Photo: Roxanne Varzi, Salton Sea, California

Salton Sublime

Audiovisual installation

7 minutes




February 2017 Ohrenhoch Gallery

March 2017, Off-Screen Festival , CAMRA at PENN, Phiadelphia, PA

JUNE 3, 2017 Angels Gate Cultural Center, San Pedro, CA

August 2017 Miami Independent Film Festival, (MINDIE) Miami, FL


Poets and painters of the 18th century sought a religious experience in the sublime continence of nature.  They enjoyed meditating on the beauty of nature's danger and the inherent tension and possibility it always offered of sudden and assured death - as a result for example, of a fall from a high cliff, a storm at sea, a volcano's eruption or chasm opening in the earth to swallow one whole. They also meditated on the vastness, infinity, magnificence and the resulting exultation, the possibility of being raised up, temporarily overwhelmed in a spiritual sense and being made to feel small in the face of overwhelming emotion and the awe which nature can inspire. This transcendental desire has humans seeking a god or something greater in nature. Salton Sublime meditates on the meaning of sublime today in the midst of massive environmental degradation.  The Salton Sea in southern California brings a whole new meaning to the sublime as it contains both the awe-inspiring possibilities of a spiritual experience as well as terror and abject fear - especially of death.  This project is a remnant of that same heritage of sublime art that seeks to engage the beauty and the terrifying danger of nature while examining both our reliance on and abuse of nature... it asks, what is ultimately left of the sublime? Can we inspire awe from terror?


FUZUL, 3:18 minutes, 2016

Audio story in Zoya Sardashti’s curated The Future of Iranian Theatre, Curative Archive [info]

I can’t think of an initial inspiration, inspire is to breathe and I was born with a questioning, fuzul, mind. I’ve always asked a lot of questions and when it comes to relaying the information I collect, my aesthetic tends more toward a fragmented visual, narrative, sound-scape form that might be as easily defined as art as it is science. Even when as an anthropology doctoral student, I was trying to do straight ethnography my mentors recognized what I was doing as some sort of artistic practice, so it’s more of an innate predilection than a choice. But when it comes to choosing what to do with the information I collect I choose always a more “artistic” output, because that’s the kind I’m more receptive to as a consumer…I’d rather read a novel, look at a painting, watch a play than read an academic article. I wholeheartedly believe we need to examine life, to collect data and learn, to understand deeply where we are and what is at stake – to see reality and understand it, but then we also have the responsibility to create, to change, to make our own, hopefully better reality. Roxanne Varzi




Sound installation, 2011

MP3, blindfolds

9 minutes



This work is a self-contained sound performance that involves the audience member blindfolding him or herself, then putting on headphones connected to an mp3 player and listening to the narrative loop of a “museum curator” in a gallery who offers to describe for our blinded audience a show she has done on war photography. Throughout is a guided meditation that interrupts the slideshow to relieve the observer of the visual burden.

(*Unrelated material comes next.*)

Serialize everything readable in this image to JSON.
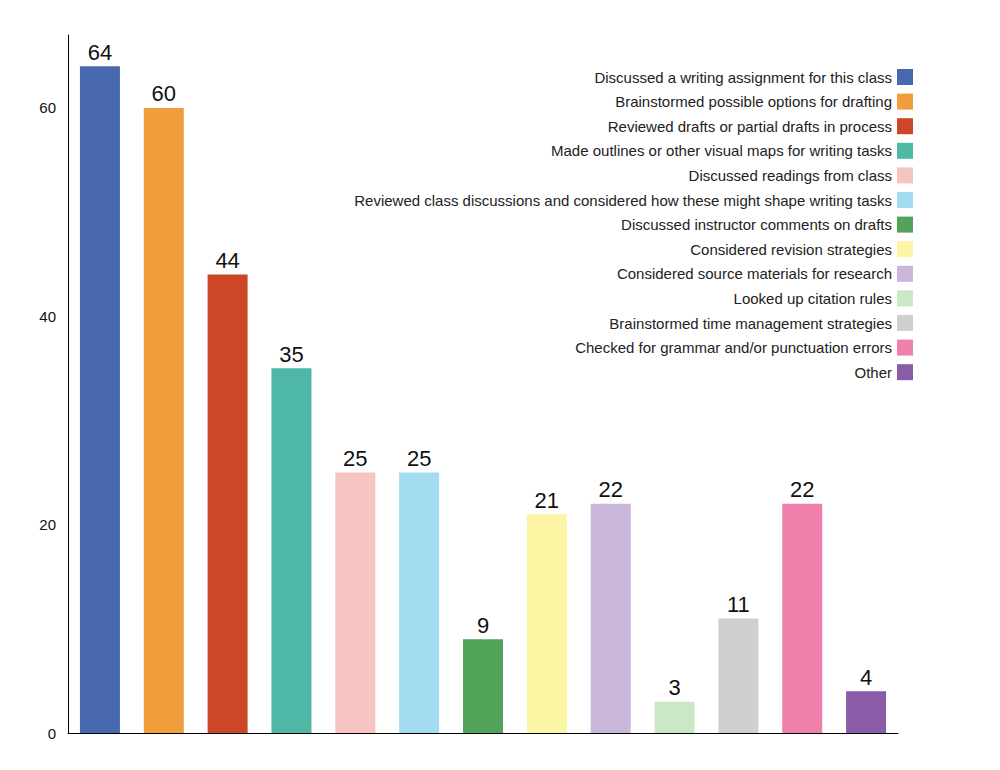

We hear the curator describe the images as she advances through them on a slide projector. The images she has chosen are from prestigious shows of Western war photographers since 2001 when the United States went to war in the Middle East.


Departing from the idea that seeing is believing and moving toward the theories that Virginia Woolf and Susan Sontag espoused that visuals often mislead if not outright lead to complacency and even engender disaster, this project aims to “see” visuals from recent and ongoing wars without looking. The aim here is not to call out particular places or photographers, but to do the opposite, to somehow neutralize the terror inherent in a war photograph becoming a market commodity, and a work of art. Like Woolf and Sontag in their books, I believe it necessary to describe but not to show war photographs in order to understand and respect the power they hold. Most photographs taken of people in the public sphere are of suffering and most of that suffering is manmade. Leaving a notebook for the audience to comment on allows us to determine how iconic these particular photographs have become in the past few years, if at all.

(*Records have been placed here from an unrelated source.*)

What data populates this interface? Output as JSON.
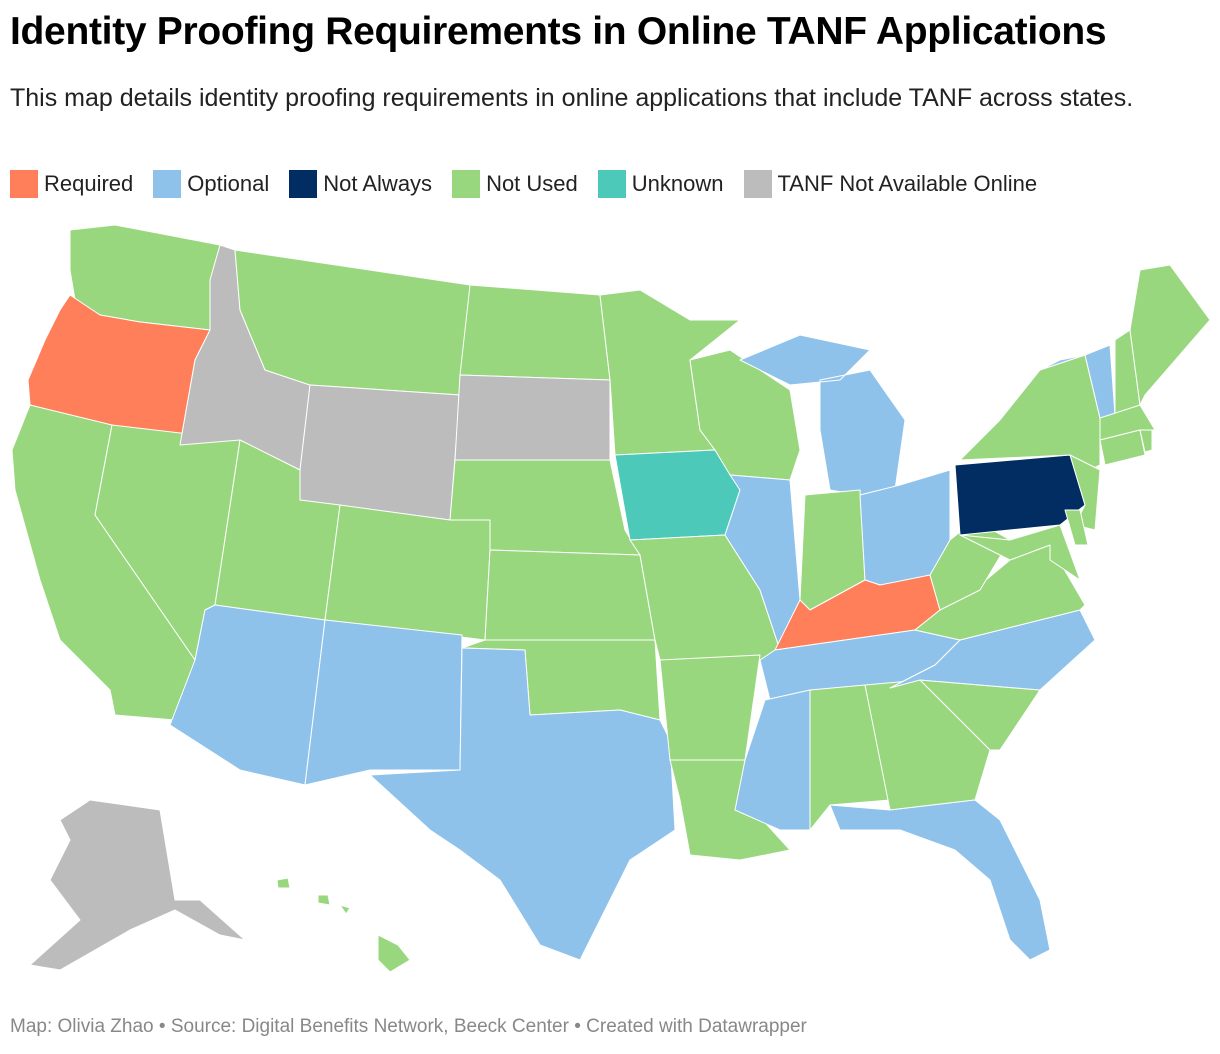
{
  "header": {
    "title": "Identity Proofing Requirements in Online TANF Applications",
    "subtitle": "This map details identity proofing requirements in online applications that include TANF across states."
  },
  "legend": [
    {
      "label": "Required",
      "color": "#ff7f5a"
    },
    {
      "label": "Optional",
      "color": "#8fc2ea"
    },
    {
      "label": "Not Always",
      "color": "#012d63"
    },
    {
      "label": "Not Used",
      "color": "#99d77e"
    },
    {
      "label": "Unknown",
      "color": "#4cc9b9"
    },
    {
      "label": "TANF Not Available Online",
      "color": "#bcbcbc"
    }
  ],
  "map": {
    "regions": [
      "Not Used",
      "Required",
      "Not Used",
      "Not Used",
      "TANF Not Available Online",
      "Not Used",
      "TANF Not Available Online",
      "Not Used",
      "Not Used",
      "Optional",
      "Optional",
      "Not Used",
      "TANF Not Available Online",
      "Not Used",
      "Not Used",
      "Not Used",
      "Optional",
      "Not Used",
      "Unknown",
      "Not Used",
      "Not Used",
      "Not Used",
      "Not Used",
      "Optional",
      "Optional",
      "Not Used",
      "Optional",
      "Required",
      "Optional",
      "Optional",
      "Not Used",
      "Not Used",
      "Optional",
      "Not Used",
      "Optional",
      "Not Used",
      "Not Used",
      "Not Used",
      "Not Always",
      "Not Used",
      "Not Used",
      "Not Used",
      "Optional",
      "Not Used",
      "Not Used",
      "Not Used",
      "Not Used",
      "Not Used",
      "Optional",
      "TANF Not Available Online",
      "Not Used"
    ]
  },
  "footer": {
    "credit": "Map: Olivia Zhao • Source: Digital Benefits Network, Beeck Center • Created with Datawrapper"
  }
}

Do the observers recognize them, even in their most muted form –metaphor? What can we sense about mortality and morality — about war when we allow ourselves to be blinded? When we are forced to listen and imagine? When we stop privileging visuality and heighten our sense of sound? Can it tame the violence of the art? Can blindness lead us to a new kind of vision that would open a space for peace, love and beauty? This sound work will loop through a history of the present moment to bring us back to our originary question: is seeing believing? Perhaps the greatest pinnacle of vision resides in blindness. Just as the loudest message is born in silence.